Derrida polemiza con Rifkin acerca de las implicaciones que tienen las revoluciones científico-tecnológicas iniciadas con el surgimiento de la gran industria en el futuro del capitalismo planetario, y en la posibilidad y la necesidad de una sociedad poscapitalista. A ese respecto, reconoce los aportes de Marx y Lenin en la visualización de ese horizonte: “Esta problemática del susodicho ‘fin del trabajo’ no estaba ausente de algunos textos de Marx y Lenin. Este último asociaba la reducción progresiva de la jornada de trabajo con el proceso que llevaría a la completa extinción del Estado” (6).

Respecto a la universidad, retoma el planteamiento de Lyotard sobre el fin de la era del profesor, complementándolo con la idea de la necesidad del profesorado: “Estamos asistiendo al fin de una determinada figura del profesor y de su supuesta autoridad, pero –como he dicho suficientes veces– creo en una determinada necesidad del profesorado” (7). Pero la existencia de un profesorado y un alumnado implican la presencia de la universidad, lo que no resulta funcional para el capitalismo planetario, como ya lo vimos. Esa es en términos aquí sintéticamente delineados la situación dada hoy en la universidad.
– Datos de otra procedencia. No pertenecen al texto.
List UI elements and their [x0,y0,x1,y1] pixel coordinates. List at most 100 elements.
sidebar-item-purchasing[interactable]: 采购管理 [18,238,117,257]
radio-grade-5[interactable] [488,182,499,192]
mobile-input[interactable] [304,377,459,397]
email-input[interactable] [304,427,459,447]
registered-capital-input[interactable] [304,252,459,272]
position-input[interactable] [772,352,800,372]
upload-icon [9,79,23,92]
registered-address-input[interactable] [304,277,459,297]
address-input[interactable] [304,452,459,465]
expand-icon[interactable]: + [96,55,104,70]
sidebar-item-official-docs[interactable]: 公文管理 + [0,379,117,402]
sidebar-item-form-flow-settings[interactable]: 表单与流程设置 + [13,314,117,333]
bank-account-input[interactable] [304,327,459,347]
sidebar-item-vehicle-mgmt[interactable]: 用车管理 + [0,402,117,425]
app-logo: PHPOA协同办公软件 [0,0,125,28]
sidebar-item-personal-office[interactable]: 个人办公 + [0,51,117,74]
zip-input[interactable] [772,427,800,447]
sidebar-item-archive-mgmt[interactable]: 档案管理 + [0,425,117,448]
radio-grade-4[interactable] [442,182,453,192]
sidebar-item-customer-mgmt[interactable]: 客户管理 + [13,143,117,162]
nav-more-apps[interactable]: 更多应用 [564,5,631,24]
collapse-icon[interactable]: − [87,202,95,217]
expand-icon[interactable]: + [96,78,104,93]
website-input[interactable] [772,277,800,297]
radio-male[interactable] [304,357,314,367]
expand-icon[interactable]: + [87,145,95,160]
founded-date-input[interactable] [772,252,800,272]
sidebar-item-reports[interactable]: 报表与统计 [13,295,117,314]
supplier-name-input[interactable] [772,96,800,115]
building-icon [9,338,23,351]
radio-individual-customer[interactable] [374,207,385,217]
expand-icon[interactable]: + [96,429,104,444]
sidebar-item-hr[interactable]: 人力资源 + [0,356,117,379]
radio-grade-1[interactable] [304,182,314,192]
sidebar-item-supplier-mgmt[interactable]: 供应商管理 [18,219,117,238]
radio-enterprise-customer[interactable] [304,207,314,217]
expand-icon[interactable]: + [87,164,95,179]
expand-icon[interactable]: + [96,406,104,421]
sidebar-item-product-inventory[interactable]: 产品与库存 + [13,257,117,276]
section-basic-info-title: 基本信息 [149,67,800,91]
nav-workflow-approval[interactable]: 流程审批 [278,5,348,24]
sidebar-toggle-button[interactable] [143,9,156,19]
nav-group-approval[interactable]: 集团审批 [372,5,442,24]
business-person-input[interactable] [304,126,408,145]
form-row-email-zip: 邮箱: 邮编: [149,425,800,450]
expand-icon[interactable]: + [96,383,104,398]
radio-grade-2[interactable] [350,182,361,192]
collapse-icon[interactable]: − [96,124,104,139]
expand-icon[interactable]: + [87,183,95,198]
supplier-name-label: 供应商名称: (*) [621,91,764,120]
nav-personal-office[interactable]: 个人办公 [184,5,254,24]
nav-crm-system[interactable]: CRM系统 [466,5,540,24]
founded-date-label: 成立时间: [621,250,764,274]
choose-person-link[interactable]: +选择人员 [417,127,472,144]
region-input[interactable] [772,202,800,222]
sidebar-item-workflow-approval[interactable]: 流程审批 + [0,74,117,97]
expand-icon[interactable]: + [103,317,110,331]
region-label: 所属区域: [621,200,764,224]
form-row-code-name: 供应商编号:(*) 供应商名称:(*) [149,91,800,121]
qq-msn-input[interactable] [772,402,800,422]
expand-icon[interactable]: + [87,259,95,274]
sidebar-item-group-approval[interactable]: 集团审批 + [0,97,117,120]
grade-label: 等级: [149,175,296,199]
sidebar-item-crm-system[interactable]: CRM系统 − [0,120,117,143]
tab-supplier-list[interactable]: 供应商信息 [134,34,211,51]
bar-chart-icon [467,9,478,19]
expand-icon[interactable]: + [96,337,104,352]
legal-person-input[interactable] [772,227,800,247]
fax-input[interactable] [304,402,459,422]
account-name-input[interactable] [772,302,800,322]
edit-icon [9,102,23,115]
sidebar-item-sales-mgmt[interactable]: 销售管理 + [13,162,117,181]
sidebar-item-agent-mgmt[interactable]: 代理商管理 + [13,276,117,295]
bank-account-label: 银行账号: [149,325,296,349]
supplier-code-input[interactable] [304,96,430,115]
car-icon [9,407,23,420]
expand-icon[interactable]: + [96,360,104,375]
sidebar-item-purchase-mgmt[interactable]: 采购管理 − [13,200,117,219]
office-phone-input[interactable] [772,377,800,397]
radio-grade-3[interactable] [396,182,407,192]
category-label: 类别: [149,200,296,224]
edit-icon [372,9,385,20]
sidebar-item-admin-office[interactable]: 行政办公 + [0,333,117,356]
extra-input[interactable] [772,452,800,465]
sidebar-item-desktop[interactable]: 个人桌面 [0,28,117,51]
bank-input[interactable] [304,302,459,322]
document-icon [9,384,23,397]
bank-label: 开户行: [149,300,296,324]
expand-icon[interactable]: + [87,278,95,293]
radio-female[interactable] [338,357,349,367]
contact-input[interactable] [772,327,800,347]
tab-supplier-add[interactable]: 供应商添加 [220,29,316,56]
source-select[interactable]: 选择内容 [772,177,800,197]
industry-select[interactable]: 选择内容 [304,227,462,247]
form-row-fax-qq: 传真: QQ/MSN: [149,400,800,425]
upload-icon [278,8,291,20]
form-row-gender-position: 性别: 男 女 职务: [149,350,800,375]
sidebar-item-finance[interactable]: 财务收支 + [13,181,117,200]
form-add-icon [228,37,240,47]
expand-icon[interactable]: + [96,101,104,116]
El malestar que los estamentos básicos de la ya casi milenaria realidad de la universidad ponen de manifiesto responde al modo como el capital y los capitalistas abordan las ciencias y las tecnologías como fuente de plusvalía. La sociedad construida alrededor de la apropiación de la plusvalía, en las condiciones de las revoluciones científico-tecnológicas que Lyotard caracterizó como postmodernas, no necesita la universidad. En sentido contrario, la construcción de una sociedad poscapitalista no puede prescindir de la tradición plebeya que está en la génesis de la universidad. Esta tradición considera la experiencia del conocimiento como un hecho intrínseco a la humanidad, y no un privilegio de las élites. Borges, el humanista, lo formula en los siguientes términos en su ensayo “Pierre Menard autor del Quijote”: “Todo hombre debe ser capaz de todas las ideas, y entiendo que en el porvenir lo será” (8).

El porvenir de la experiencia universitaria en una sociedad postcapitalista está en juego aquí y ahora. Esa problemática tiene su modo local de manifestarse pero hoy recorre el planeta, no precisamente al modo de un fantasma sino como actos reales de lucha en Chile, Grecia, España, Francia, Colombia. El malestar en la universidad es asunto local y global.
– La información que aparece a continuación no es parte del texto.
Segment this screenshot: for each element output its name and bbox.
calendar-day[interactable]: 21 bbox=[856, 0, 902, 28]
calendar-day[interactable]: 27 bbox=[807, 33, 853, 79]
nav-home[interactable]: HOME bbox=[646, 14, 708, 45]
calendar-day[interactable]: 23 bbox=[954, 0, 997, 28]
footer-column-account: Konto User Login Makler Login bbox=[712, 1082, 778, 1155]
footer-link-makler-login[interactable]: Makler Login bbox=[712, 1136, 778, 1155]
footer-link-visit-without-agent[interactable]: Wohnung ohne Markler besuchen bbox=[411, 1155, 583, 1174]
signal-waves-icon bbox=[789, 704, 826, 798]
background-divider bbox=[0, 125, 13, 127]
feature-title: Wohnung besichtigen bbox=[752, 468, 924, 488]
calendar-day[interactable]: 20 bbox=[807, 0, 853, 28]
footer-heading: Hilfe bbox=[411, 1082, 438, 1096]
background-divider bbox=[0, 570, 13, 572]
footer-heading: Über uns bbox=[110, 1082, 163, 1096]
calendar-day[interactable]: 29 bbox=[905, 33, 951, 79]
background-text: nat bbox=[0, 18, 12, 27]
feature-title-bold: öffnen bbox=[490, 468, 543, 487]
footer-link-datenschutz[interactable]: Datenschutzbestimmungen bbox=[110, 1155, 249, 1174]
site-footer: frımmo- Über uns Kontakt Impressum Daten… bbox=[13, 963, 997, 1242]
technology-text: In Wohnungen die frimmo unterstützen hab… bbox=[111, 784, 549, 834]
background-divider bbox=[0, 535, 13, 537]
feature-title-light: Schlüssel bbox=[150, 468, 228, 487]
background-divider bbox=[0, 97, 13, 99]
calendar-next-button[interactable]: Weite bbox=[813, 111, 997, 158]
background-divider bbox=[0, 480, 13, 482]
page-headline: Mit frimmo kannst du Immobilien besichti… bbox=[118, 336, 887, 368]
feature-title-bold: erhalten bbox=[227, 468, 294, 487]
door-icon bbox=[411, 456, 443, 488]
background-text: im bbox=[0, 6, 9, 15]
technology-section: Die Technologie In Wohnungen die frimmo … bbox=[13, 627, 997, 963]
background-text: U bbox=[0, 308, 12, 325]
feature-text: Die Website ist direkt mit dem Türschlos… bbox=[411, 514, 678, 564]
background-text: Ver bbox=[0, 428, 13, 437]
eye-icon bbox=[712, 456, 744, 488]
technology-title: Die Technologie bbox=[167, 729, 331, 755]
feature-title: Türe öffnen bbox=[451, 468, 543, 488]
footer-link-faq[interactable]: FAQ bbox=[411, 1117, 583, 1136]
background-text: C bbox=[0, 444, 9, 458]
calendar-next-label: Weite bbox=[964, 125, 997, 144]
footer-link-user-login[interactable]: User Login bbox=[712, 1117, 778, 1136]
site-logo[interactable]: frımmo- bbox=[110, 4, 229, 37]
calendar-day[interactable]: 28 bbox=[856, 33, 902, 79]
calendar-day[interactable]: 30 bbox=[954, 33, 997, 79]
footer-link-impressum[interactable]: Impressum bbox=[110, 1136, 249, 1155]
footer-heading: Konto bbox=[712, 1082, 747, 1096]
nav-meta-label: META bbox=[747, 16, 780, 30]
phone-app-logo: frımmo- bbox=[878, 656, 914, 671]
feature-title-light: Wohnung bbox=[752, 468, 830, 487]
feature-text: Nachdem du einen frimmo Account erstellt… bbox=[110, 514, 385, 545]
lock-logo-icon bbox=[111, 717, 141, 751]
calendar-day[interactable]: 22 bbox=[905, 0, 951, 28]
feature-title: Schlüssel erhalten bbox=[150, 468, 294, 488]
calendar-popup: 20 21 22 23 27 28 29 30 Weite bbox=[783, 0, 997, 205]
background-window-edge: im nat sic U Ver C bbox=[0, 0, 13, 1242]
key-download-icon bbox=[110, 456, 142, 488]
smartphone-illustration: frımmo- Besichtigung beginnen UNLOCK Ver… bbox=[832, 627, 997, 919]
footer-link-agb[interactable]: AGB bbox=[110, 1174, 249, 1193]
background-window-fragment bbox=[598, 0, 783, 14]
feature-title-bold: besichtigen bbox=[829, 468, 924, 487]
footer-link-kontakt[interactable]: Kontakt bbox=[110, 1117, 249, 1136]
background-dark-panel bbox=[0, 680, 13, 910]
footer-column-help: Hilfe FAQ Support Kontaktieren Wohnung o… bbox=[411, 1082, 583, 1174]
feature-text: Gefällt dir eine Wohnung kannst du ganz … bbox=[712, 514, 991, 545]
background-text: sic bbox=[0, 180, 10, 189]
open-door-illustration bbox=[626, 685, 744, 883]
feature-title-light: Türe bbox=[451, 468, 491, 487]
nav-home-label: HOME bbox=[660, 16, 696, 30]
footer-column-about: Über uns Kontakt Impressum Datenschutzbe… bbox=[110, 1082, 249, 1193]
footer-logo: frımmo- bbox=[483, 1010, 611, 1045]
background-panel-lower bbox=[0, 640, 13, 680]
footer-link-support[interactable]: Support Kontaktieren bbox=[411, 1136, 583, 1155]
Lo global compromete una perspectiva sintética de la experiencia humana. La humanidad está enfrentada a retos planetarios cuya solución sólo es posible por la acción conjunta de ciudadanos ilustrados. La formación de esas personas es tarea que tiene en la universidad la clausura de un proceso de apropiación del patrimonio común de la humanidad, y que habilita a quien lo concluye para las tareas del mantenimiento de ese patrimonio y su enriquecimiento. Asuntos como el cambio climático, la preservación de la biosfera, el cuidado de la biodiversidad, y proyectos complejos como el de la exploración espacial, el proyecto genoma humano y otros requieren el esfuerzo convergente de profesionales y científicos de las ciencias de la mente, de las ciencias de la vida y de las ciencias de la administración racional de la abundancia.
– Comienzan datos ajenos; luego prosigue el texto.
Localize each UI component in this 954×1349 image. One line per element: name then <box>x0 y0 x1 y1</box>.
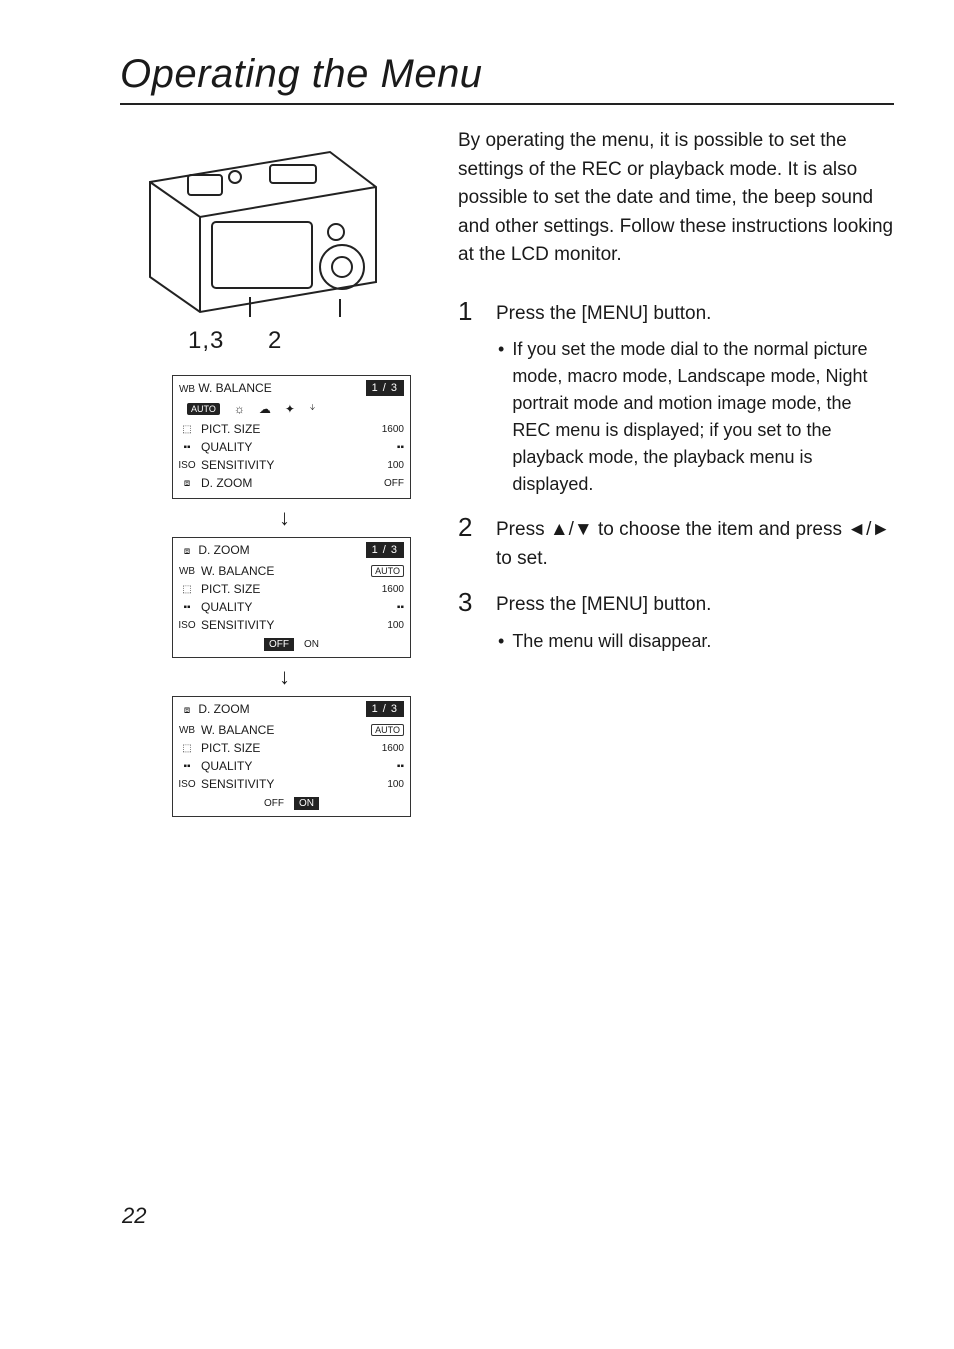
menu1-row-sensitivity: ISOSENSITIVITY 100 <box>179 456 404 474</box>
menu2-row-pict-size: ⬚PICT. SIZE 1600 <box>179 580 404 598</box>
arrow-down-icon: ↓ <box>172 664 397 690</box>
pict-size-icon: ⬚ <box>179 743 195 754</box>
step-1-bullet: If you set the mode dial to the normal p… <box>512 336 894 498</box>
camera-callout-labels: 1,3 2 <box>120 327 420 375</box>
menu2-head-label: D. ZOOM <box>198 543 249 557</box>
menu3-sensitivity-value: 100 <box>387 779 404 790</box>
menu1-head-label: W. BALANCE <box>198 381 271 395</box>
bullet-icon: • <box>498 336 504 498</box>
menu1-sensitivity-value: 100 <box>387 460 404 471</box>
wb-auto-icon: AUTO <box>187 403 220 415</box>
step-3-bullet: The menu will disappear. <box>512 628 711 655</box>
menu3-toggle-on: ON <box>294 797 319 810</box>
menu3-page-indicator: 1 / 3 <box>366 701 404 717</box>
menu2-toggle-on: ON <box>304 639 319 650</box>
bullet-icon: • <box>498 628 504 655</box>
lcd-menu-2: ⧈ D. ZOOM 1 / 3 WBW. BALANCE AUTO ⬚PICT.… <box>172 537 411 658</box>
intro-paragraph: By operating the menu, it is possible to… <box>458 127 894 270</box>
menu2-row-wbalance: WBW. BALANCE AUTO <box>179 562 404 580</box>
quality-icon: ▪▪ <box>179 761 195 772</box>
dzoom-icon: ⧈ <box>179 546 195 557</box>
step-2-text: Press ▲/▼ to choose the item and press ◄… <box>496 516 894 573</box>
wb-shade-icon: ᛎ <box>309 402 316 416</box>
lcd-menu-1: WB W. BALANCE 1 / 3 AUTO ☼ ☁ ✦ ᛎ ⬚PICT. … <box>172 375 411 499</box>
menu3-row-wbalance: WBW. BALANCE AUTO <box>179 721 404 739</box>
camera-illustration <box>130 127 420 317</box>
menu2-wbalance-value: AUTO <box>371 565 404 577</box>
lcd-menu-3: ⧈ D. ZOOM 1 / 3 WBW. BALANCE AUTO ⬚PICT.… <box>172 696 411 817</box>
menu3-row-pict-size: ⬚PICT. SIZE 1600 <box>179 739 404 757</box>
step-1: 1 Press the [MENU] button. • If you set … <box>458 296 894 499</box>
menu2-row-sensitivity: ISOSENSITIVITY 100 <box>179 616 404 634</box>
menu3-row-sensitivity: ISOSENSITIVITY 100 <box>179 775 404 793</box>
iso-icon: ISO <box>179 460 195 471</box>
wb-icon: WB <box>179 725 195 736</box>
dzoom-icon: ⧈ <box>179 478 195 489</box>
menu3-quality-value: ▪▪ <box>397 761 404 772</box>
menu3-pict-size-value: 1600 <box>382 743 404 754</box>
menu2-pict-size-value: 1600 <box>382 584 404 595</box>
menu1-row-dzoom: ⧈D. ZOOM OFF <box>179 474 404 492</box>
arrow-down-icon: ↓ <box>172 505 397 531</box>
menu1-page-indicator: 1 / 3 <box>366 380 404 396</box>
menu3-wbalance-value: AUTO <box>371 724 404 736</box>
wb-bulb-icon: ✦ <box>285 402 295 416</box>
step-3: 3 Press the [MENU] button. • The menu wi… <box>458 587 894 655</box>
menu3-row-quality: ▪▪QUALITY ▪▪ <box>179 757 404 775</box>
menu1-quality-value: ▪▪ <box>397 442 404 453</box>
menu1-row-quality: ▪▪QUALITY ▪▪ <box>179 438 404 456</box>
menu2-toggle-off: OFF <box>264 638 294 651</box>
step-1-number: 1 <box>458 296 478 499</box>
pict-size-icon: ⬚ <box>179 424 195 435</box>
page-number: 22 <box>122 1203 146 1229</box>
menu2-row-quality: ▪▪QUALITY ▪▪ <box>179 598 404 616</box>
wb-cloud-icon: ☁ <box>259 402 271 416</box>
dzoom-icon: ⧈ <box>179 705 195 716</box>
step-3-number: 3 <box>458 587 478 655</box>
page-title: Operating the Menu <box>120 52 894 105</box>
menu2-sensitivity-value: 100 <box>387 620 404 631</box>
menu1-pict-size-value: 1600 <box>382 424 404 435</box>
menu3-toggle-off: OFF <box>264 798 284 809</box>
wb-icon: WB <box>179 566 195 577</box>
callout-1-3: 1,3 <box>188 327 224 354</box>
step-2: 2 Press ▲/▼ to choose the item and press… <box>458 512 894 573</box>
wb-option-row: AUTO ☼ ☁ ✦ ᛎ <box>179 400 404 420</box>
menu3-head-label: D. ZOOM <box>198 702 249 716</box>
step-3-text: Press the [MENU] button. <box>496 591 894 620</box>
menu1-dzoom-value: OFF <box>384 478 404 489</box>
wb-icon: WB <box>179 384 195 395</box>
quality-icon: ▪▪ <box>179 602 195 613</box>
menu2-page-indicator: 1 / 3 <box>366 542 404 558</box>
iso-icon: ISO <box>179 779 195 790</box>
step-2-number: 2 <box>458 512 478 573</box>
menu2-quality-value: ▪▪ <box>397 602 404 613</box>
step-1-text: Press the [MENU] button. <box>496 300 894 329</box>
callout-2: 2 <box>268 327 282 354</box>
menu3-toggle: OFF ON <box>179 793 404 810</box>
iso-icon: ISO <box>179 620 195 631</box>
menu1-row-pict-size: ⬚PICT. SIZE 1600 <box>179 420 404 438</box>
wb-sun-icon: ☼ <box>234 402 245 416</box>
menu2-toggle: OFF ON <box>179 634 404 651</box>
pict-size-icon: ⬚ <box>179 584 195 595</box>
quality-icon: ▪▪ <box>179 442 195 453</box>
La universidad que es necesario construir para superar el actual malestar no es posible sin una revolución educativa permanente. Esta tarea tiene sus modos locales de ser asumida, y en el caso colombiano esa empresa es urgente; ella es una premisa básica para enfrentar los problemas de pobreza, violencia, narcotráfico, y ausencia de democracia política y democracia económica. La solución de esos problemas permitirá abordar de modo creativo el cuidado de la riqueza de la Amazonia, la Orinoquia, el Pacífico, el Macizo Andino, para mencionar ámbitos geográficos y biológicos específicos. La permanente revolución educativa, como horizonte de la actuación cultural y política, es un reto que nos plantea el actual malestar en la universidad.

1 Lyotard, J. F. La condición postmoderna, Ed. Catedra. Madrid, 1989, p. 11.
2 ibíd., p. 84.
3 ibíd., p. 98.
4 ibíd., p. 88.
5 ibíd., pp. 91-92.
6 J. Derrida. Universidad sin condición, Ed. Trotta. Madrid, 2002.
7 ibíd., p. 69.
8 J. L. Borges. Narraciones, Ed. Oveja Negra, Bogotá, 1983, p. 64.